It is always pleasant, indeed fulfilling, to do work outside. The combination of cold, snow, and wind (and other factors) has meant that I have done very little outside since November.

So getting out there and beginning a much delayed job of pruning the apple trees? Wonderful. I also got the yew pruned. More importantly, I managed to corral the multiflora rose.  Or, A multiflora rose. This particular one had taken over an area next to one of the small cottages. An area where I would like to plant an apple tree. I finally, simply, cut it down. (of course, it is still sitting there on the snow drift) Multiflora rose can easily get to twenty feet in length/height and several inches in diameter; the thorns can go through leather gloves, canvas jackets, and denim. It is a very common plant in New England; technically an invasive, it was originally planted by state highway departments and agricultural agencies to create impenetrable hedgerows and for erosion control on highways. Birds love it, both for the impenetrable tangle it creates and the berries it bears. It can take over an untended meadow within a decade, creating an area devoid of any other plant or animal life.
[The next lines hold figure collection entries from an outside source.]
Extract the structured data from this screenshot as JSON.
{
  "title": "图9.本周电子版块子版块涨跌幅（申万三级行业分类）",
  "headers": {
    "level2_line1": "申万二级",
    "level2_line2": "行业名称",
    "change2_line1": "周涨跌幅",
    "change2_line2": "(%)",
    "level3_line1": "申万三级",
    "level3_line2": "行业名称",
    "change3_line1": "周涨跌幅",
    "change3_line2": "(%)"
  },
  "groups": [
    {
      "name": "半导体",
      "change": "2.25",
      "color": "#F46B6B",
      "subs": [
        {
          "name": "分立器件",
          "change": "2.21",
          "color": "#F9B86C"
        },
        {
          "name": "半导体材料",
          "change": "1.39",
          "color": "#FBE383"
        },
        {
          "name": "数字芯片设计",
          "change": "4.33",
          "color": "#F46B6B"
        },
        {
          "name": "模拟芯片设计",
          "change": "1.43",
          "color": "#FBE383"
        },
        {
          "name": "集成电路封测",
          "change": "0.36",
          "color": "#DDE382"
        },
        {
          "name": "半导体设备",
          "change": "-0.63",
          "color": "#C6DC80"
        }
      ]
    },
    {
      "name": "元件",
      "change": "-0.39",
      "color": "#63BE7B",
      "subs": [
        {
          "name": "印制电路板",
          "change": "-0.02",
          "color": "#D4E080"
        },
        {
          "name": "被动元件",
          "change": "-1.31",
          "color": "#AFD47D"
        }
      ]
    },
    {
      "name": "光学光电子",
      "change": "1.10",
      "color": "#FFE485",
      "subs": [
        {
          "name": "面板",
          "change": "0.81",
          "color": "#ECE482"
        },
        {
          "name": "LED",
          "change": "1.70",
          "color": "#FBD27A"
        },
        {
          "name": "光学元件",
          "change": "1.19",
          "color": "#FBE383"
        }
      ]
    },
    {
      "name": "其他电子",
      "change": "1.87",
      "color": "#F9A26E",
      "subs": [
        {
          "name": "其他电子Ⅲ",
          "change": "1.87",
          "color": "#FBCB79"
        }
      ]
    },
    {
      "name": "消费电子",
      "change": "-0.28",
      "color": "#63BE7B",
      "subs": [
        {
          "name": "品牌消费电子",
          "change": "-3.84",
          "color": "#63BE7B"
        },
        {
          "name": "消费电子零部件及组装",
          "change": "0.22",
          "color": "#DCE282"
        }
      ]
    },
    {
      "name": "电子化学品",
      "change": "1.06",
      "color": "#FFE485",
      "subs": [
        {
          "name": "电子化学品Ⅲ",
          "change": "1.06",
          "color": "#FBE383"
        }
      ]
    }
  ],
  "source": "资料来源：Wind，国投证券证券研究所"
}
It has its uses, the flowers (while small) are moderately fragrant and are held in lovely clumps. The berries are small, but elegant, the birds love it. Few other plants will make as good a natural fence. You can Not walk through mature Multiflora rose. You probably can’t drive through it, without a tank.

Be that as it may. I want an apple tree there. Thankfully, it came off the building without damaging it. Still a far ways to go, but then, the apple tree isn’t here yet and the snow is still two feet deep there!